Die Kl. hat jedenfalls zum Zeitpunkt der Beschwerdeentscheidung die ihr nach diesen Maßstäben des Bundesgerichtshofs zuzumutenden Nachforschungen angestellt. Sie hat vorgetragen, die vom Einwohnermeldeamt mitgeteilte letzte Meldeanschrift des Bekl. zu 2 persönlich vor Ort überprüft zu haben, aber kein Klingelschild festgestellt zu haben. Weiterhin hat die Kl. mitgeteilt, sie habe den Bekl. zu 1, mit dem der Bekl. zu 2 in einer Wohnung zusammengelebt hatte, angeschrieben und sich nach der aktuellen Anschrift des Bekl. zu 2 erkundigt, aber keine Antwort erhalten.

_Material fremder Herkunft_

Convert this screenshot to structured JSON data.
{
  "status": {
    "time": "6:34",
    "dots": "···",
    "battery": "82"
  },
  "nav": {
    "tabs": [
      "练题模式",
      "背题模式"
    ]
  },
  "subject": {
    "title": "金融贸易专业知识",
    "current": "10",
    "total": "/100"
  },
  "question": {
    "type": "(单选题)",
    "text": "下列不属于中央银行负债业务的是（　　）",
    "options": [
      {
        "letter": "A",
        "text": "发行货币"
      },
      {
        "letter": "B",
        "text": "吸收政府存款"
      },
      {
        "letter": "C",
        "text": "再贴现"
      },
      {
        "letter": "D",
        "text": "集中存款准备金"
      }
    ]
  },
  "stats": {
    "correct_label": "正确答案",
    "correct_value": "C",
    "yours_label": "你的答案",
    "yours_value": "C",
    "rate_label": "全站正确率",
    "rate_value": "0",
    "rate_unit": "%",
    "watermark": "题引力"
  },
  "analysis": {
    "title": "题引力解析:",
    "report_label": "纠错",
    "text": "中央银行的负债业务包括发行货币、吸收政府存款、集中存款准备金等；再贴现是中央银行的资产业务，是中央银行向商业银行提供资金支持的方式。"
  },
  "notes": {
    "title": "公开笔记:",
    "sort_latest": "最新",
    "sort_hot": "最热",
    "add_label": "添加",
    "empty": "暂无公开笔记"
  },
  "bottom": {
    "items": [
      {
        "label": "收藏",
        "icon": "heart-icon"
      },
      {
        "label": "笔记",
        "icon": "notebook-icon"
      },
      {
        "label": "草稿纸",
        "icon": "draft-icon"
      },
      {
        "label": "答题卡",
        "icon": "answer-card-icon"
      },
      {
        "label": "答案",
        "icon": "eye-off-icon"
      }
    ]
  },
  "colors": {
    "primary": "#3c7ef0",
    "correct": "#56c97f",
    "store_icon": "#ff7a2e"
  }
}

Hierbei ist auch stets auf die Umstände des Einzelfalls, insbesondere die Qualität der Beziehung zwischen den Parteien, abzustellen. Die Kl. vermietet eine Vielzahl von Wohnungen im Raum Schweinfurt. Es liegt daher nahe, dass sie im Regelfall bezüglich der einzelnen Mieter über keine Informationen verfügt, die über deren Personalien hinausgehen.

Leitsatz

häufig von der Redaktion verfasst

Eine öffentliche Zustellung an den Mieter mit unbekanntem Aufenthaltsort ist nur dann möglich, wenn der Vermieter geeignete Nachforschungen angestellt hat. Die Anforderungen dürfen aber nicht überspannt werden. Nach Ansicht des LG Schweinfurt genügt ein Vermieter jedenfalls dann diesen Anforderungen, wenn die vom Einwohnermeldeamt mitgeteilte Meldeanschrift durch einen Mitarbeiter an Ort und Stelle überprüft und ein ehemaliger Mitbewohner vergeblich um Auskunft gebeten wurde.

Der Fall

Bearbeitung des Verlags, keine Aussage des Gerichts

Die Vermieterin hatte gegen den Mieter und seinen Mitbewohner ein Räumungsurteil erwirkt; der Kostenfestsetzungsbeschluss konnte dem Mieter nicht zugestellt werden. Nachdem der Vermieter die Meldeanschrift an Ort und Stelle überprüft hatte und auch vom ehemaligen Mitbewohner keine Auskunft über den Aufenthaltsort erhielt, beantragte er öffentliche Zustellung des Kostenfestsetzungsbeschlusses. Das AG meinte, nötig seien persönliche Nachfragen in der Nachbarschaft, notfalls auch Hinzuziehung eines Privatdetektivs. Die Beschwerde war erfolgreich.

Der Beschluss

häufig von der Redaktion verfasst

Das LG Schweinfurt hielt das für überspannt, denn bei einem Vermieter von zahlreichen Wohnungen seien solche Nachforschungen unzumutbar. Wenn die letzte von der Meldebehörde genannte Meldeanschrift an Ort und Stelle überprüft und kein Klingelschild gefunden wurde und auch eine Anfrage an den ehemaligen Mitbewohner unbeantwortet blieb, habe die Vermieterin alles ihr Zumutbare getan. Der BGH habe beispielhaft für zumutbare Nachforschungen Nachfragen beim ehemaligen Arbeitgeber, beim letzten Vermieter oder bei Hausgenossen und Verwandten des Zustellungsadressaten genannt.